Города и годы. Братья
Шрифт:
Мордовский народ видит, что великое русское крестьянство обмануто революционерами так же, как все народы, ходившие под скипетром русского кровавого царя. Мордовский народ с радостью помог бы своим братьям — великому русскому крестьянству, но он слаб и сам нуждается в помощи. Он призывает русских крестьян к совместному братскому восстанию против угнетения и верит, что общими усилиями нетрудно сбросить большевистское иго с плеч землепашца и труженика.
Мордовский народ борется за право свободно распоряжаться своей судьбой. Он не вмешивается в дела великого русского народа, но силой
Русские крестьяне! Помогая мордовскому ополчению, вы помогаете самим себе, потому что оно борется с вашими угнетателями.
Мордовский народ призывает всех под свое знамя, которое несет мир для его друзей и смерть его врагам.
Друг мордовской свободы,
командующий ополчением
маркграф фон цур Мюлен-Шенау.
— Бестия! — просопел военком, обмахиваясь, как в жару, газетой.
Голосов затеребил космы, потом сощурился, съежился, точно изготовясь к прыжку.
— Эта бумажка дороже всякой разведки. Теперь у нас есть прицел.
— Из Лебежайки мы направились… — хотел продолжать Щепов, но Голосов не дал ему говорить.
— Ерунда! Все ясно. Остальное — приключения военного летчика в гражданскую войну. Ты расскажешь нам о них когда-нибудь за грибками и маринадом…
Он прикрыл ладонькой улыбку, метнул глазом на Щепова и неожиданно с заботливой серьезностью спросил:
— Ты здоров? Почему ты дрожишь?
Щепов был бледен, и на остекленевшем левом глазу его странно дрожало верхнее веко.
— Я продрог, — сказал он. — Я хотел поговорить с тобой насчет…
— Знаю! — оборвал Голосов.
Он схватил со стола клочок бумаги и начертил карандашом несколько слов.
— Насчет этого? — спросил он, передавая бумажку Щепову.
Щепов взглянул на нее, аккуратно сложил и спрятал в карман.
— Да. Согласись, что это было глупо.
— Ерунда! Пойдем, я дам вам согреться, — сказал Голосов.
На его губах дернулась было улыбка, он смял ее упрямой гримасой, схватил Щепова и наблюдателя за рукава, потащил их к двери.
Едва они подошли к ней, как она раскрылась. Забрызганный грязью вестовой шагнул им навстречу.
— В чем дело, товарищ? — спросил Голосов, точно обрушиваясь с каланчи.
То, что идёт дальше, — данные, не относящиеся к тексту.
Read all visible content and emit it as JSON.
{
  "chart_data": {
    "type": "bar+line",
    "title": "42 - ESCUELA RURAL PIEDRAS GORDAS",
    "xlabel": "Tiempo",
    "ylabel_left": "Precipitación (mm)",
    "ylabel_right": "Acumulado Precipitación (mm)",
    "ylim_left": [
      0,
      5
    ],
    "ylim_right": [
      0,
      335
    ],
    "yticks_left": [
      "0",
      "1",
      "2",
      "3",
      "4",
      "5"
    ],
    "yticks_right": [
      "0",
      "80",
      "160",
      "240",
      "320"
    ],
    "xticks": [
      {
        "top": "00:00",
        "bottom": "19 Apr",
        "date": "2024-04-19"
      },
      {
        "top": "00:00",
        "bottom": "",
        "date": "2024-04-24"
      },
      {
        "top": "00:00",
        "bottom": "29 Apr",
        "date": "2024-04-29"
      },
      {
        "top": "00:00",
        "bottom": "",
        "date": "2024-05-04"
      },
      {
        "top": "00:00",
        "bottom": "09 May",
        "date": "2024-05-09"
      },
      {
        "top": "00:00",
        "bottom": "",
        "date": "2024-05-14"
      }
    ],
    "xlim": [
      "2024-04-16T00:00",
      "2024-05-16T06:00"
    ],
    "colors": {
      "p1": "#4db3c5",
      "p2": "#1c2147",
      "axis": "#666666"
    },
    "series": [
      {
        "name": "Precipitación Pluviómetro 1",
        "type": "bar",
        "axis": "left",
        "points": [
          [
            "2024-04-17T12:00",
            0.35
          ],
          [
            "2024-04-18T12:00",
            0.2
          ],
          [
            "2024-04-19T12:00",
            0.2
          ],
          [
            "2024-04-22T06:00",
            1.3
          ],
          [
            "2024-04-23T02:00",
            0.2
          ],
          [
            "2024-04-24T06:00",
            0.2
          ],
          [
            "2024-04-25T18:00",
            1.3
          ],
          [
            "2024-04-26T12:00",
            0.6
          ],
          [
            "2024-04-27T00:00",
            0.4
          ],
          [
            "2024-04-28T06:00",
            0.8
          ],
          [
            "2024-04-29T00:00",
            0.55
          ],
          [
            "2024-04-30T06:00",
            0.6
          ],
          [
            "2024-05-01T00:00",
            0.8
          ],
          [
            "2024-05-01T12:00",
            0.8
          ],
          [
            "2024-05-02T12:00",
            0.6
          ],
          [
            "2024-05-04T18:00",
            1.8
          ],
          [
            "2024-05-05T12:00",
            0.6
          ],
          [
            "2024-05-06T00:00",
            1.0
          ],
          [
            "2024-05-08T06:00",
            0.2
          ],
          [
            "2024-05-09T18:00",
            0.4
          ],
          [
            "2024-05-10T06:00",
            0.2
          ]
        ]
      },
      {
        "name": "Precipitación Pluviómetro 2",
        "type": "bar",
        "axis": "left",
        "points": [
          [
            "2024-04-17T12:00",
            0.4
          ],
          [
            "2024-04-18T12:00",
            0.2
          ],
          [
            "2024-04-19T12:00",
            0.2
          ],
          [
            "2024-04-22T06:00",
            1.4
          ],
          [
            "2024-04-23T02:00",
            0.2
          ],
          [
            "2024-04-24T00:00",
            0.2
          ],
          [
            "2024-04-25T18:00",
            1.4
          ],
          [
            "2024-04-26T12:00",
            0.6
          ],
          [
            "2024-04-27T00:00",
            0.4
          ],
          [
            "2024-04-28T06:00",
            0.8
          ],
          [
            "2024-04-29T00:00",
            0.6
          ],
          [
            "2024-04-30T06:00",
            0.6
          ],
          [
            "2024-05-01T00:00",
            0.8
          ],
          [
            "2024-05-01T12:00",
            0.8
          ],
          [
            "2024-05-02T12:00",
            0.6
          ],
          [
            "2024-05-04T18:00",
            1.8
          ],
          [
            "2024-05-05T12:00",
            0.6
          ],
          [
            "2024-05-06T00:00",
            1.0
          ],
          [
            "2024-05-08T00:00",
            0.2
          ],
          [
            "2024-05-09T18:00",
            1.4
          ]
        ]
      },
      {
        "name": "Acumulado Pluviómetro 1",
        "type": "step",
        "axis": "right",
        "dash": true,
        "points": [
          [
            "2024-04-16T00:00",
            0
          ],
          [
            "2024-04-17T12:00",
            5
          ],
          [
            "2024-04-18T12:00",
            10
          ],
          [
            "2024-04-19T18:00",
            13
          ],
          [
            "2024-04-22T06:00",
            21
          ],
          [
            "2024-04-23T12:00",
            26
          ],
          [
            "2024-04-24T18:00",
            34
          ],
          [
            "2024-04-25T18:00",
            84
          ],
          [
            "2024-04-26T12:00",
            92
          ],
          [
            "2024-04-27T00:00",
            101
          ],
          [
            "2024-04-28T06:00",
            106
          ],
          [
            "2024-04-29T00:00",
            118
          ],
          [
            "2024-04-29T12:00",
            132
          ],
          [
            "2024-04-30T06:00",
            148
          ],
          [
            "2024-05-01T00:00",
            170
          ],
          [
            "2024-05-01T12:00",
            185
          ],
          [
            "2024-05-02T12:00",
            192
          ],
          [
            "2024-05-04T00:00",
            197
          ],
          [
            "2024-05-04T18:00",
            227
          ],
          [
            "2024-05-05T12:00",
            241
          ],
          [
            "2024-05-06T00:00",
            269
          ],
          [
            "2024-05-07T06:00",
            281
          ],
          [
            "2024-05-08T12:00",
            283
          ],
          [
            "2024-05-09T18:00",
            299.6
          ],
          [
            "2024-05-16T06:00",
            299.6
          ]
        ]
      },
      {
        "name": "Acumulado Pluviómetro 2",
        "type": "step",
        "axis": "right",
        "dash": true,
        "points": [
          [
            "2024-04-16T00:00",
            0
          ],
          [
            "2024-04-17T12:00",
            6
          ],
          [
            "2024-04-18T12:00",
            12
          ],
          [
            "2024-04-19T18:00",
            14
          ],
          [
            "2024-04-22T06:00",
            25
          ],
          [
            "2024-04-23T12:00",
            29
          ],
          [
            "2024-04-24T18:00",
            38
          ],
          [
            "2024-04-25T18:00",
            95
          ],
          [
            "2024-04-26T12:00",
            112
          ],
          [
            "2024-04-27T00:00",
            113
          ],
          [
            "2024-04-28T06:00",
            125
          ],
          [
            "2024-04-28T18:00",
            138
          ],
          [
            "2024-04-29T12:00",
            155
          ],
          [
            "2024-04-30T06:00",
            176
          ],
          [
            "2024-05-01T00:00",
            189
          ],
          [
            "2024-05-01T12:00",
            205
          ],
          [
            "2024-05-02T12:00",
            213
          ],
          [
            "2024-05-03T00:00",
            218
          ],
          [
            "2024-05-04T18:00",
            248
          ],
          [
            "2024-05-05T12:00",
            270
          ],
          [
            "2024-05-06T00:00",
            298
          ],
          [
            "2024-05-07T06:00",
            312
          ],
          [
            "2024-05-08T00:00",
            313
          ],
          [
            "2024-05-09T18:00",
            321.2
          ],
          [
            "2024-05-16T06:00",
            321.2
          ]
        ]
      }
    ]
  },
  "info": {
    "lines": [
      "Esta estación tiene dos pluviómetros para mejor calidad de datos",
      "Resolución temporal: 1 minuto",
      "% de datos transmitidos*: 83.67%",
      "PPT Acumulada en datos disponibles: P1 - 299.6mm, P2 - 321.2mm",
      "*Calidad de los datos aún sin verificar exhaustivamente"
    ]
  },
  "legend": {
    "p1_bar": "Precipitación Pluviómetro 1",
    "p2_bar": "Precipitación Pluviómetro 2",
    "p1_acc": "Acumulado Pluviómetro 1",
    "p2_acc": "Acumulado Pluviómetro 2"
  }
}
— Комиссар сводной роты товарищ Покисен… в атаке… в наступлении на Саньшино…
— Ну!
— Товарищ Покисен убит.
Щепов почувствовал, как на рукаве, за который тащил его Голосов, повисла тупая тяжесть.
Этим часом жена товарища Покисена сидела у коляски, над застегнутым в конверт маленьким Отти.
Отти долго не спал и глядел на мать огромными молочными глазами.
Может быть, он понимал, что она пела?
Ее лицо было каменно, застыло, челюсти и скулы плоски, и только длинный рот извивался, показывая прочные желтые зубы.
— Маленький Отти! Ты еще не знаешь, какие пляски водят девушки на берегу Хэпо-Ярви. И ты не засыпал еще под
их песни, и они не приносили еще тебе сосновых шишек, и ты еще совсем, совсем крошечный Отти.Крошечный Отти! Ты так и не увидишь девушек с озера Хэпо-Ярви. И они не споют над тобою песен и не принесут тебе сосновых шишек, и ты не покачаешься с ними на качелях, когда будешь большим, большим Отто.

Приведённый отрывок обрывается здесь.